Her theory: The answer to treating neuroblastoma lies in the genes of the patients who have it.
In 2003, as a fellow at The Children’s Hospital of Philadelphia (CHOP), Dr. Mossé was granted a Conquer Cancer Young Investigator Award (YIA) to explore her idea for one year. A Conquer Cancer Career Development Award (CDA) followed in 2004, providing three more years of research funding.
The First Breakthrough
Six months after completing the CDA project, Dr. Mossé discovered what she started investigating with her first Conquer Cancer grant: point mutations in the germline of Anaplastic lymphoma kinase – or ALK – a gene that tells the human body how to make certain proteins.
Now she could understand how the inherited form of neuroblastomas originates and look for a more precise treatment. Dr. Mossé began providing genetic testing and counseling to patient families with the inherited form of the disease, determined ALK was also an important gene in patients without the familial disease, and set out to find life-saving therapies.

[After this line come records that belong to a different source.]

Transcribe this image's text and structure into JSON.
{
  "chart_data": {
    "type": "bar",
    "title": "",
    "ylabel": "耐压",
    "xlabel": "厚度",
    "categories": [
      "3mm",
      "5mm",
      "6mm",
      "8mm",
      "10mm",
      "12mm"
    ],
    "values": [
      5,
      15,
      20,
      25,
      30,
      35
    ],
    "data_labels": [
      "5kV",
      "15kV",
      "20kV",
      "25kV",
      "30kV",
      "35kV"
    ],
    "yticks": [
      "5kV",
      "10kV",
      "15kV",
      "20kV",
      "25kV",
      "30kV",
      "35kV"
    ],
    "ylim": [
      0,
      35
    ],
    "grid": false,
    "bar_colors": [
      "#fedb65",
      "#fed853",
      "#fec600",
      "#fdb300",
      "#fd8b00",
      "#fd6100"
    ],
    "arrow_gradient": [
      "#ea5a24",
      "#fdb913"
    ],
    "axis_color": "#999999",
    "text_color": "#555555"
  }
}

“ALK is an oncogene, so drugs can be developed specifically to turn it off, “ explained Dr. Mossé. “We now had this incredible opportunity to work with pharmaceutical companies developing ALK inhibitors to apply the treatments to neuroblastoma. We were, for once, quite lucky, as it turned out that a subset of adults with non-small cell lung cancer also use ALK to drive the growth of their tumor, albeit very differently than in neuroblastoma. But for us, this meant drug companies would be invested in developing ALK-targeting drugs.”
The First Cure
Edie was only 18 months old.
Dr. Mossé met Edie in 2011. The little girl had already endured months of treatment for Stage 4 neuroblastoma.

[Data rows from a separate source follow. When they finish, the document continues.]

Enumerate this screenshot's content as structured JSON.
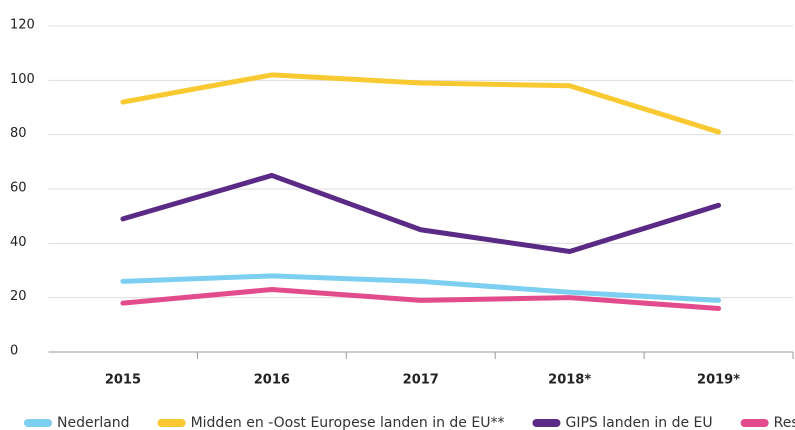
{
  "chart_data": {
    "type": "line",
    "categories": [
      "2015",
      "2016",
      "2017",
      "2018*",
      "2019*"
    ],
    "series": [
      {
        "name": "Nederland",
        "color": "#7ccff0",
        "values": [
          26,
          28,
          26,
          22,
          19
        ]
      },
      {
        "name": "Midden en -Oost Europese landen in de EU**",
        "color": "#f9c932",
        "values": [
          92,
          102,
          99,
          98,
          81
        ]
      },
      {
        "name": "GIPS landen in de EU",
        "color": "#5b2a86",
        "values": [
          49,
          65,
          45,
          37,
          54
        ]
      },
      {
        "name": "Rest",
        "color": "#e24c8c",
        "values": [
          18,
          23,
          19,
          20,
          16
        ]
      }
    ],
    "ylim": [
      0,
      120
    ],
    "yticks": [
      0,
      20,
      40,
      60,
      80,
      100,
      120
    ],
    "grid": true
  }
}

“Something about her was different, and we found that she was, in fact, born with a mutation in the ALK gene in every cell in her body,” said Dr. Mossé, who developed a treatment combination she believed would shrink the tumor on Edie’s spine. Edie entered a Phase 1 trial testing the drug now known as crizotinib.
“I remember she hated the medicine, “ recalled Dr. Mossé, “but her mom knew it was working and found every possible way to make sure she got it twice a day, every day.”
A few years later, Edie's mom, Emily, who also has a mutated ALK gene, would be diagnosed with neuroblastoma. Dr. Mossé would treat Emily, too.
Today, Edie is 11 years old. She and her mom are cancer free.
Dr. Mossé is 48 now.
The CHOP lab where she leads a team of researchers bears her name.
Her latest challenge: anticipate and prevent resistance to the current therapy.
Working with colleagues in Europe to ensure new treatments will be available globally, “We are moving the very best ALK inhibitor forward into our Phase 3 clinical trial, replacing the weaker ALK inhibitor we have been testing,” said Dr. Mossé. “We feel an obligation to our patients to provide them access to the best available therapies.”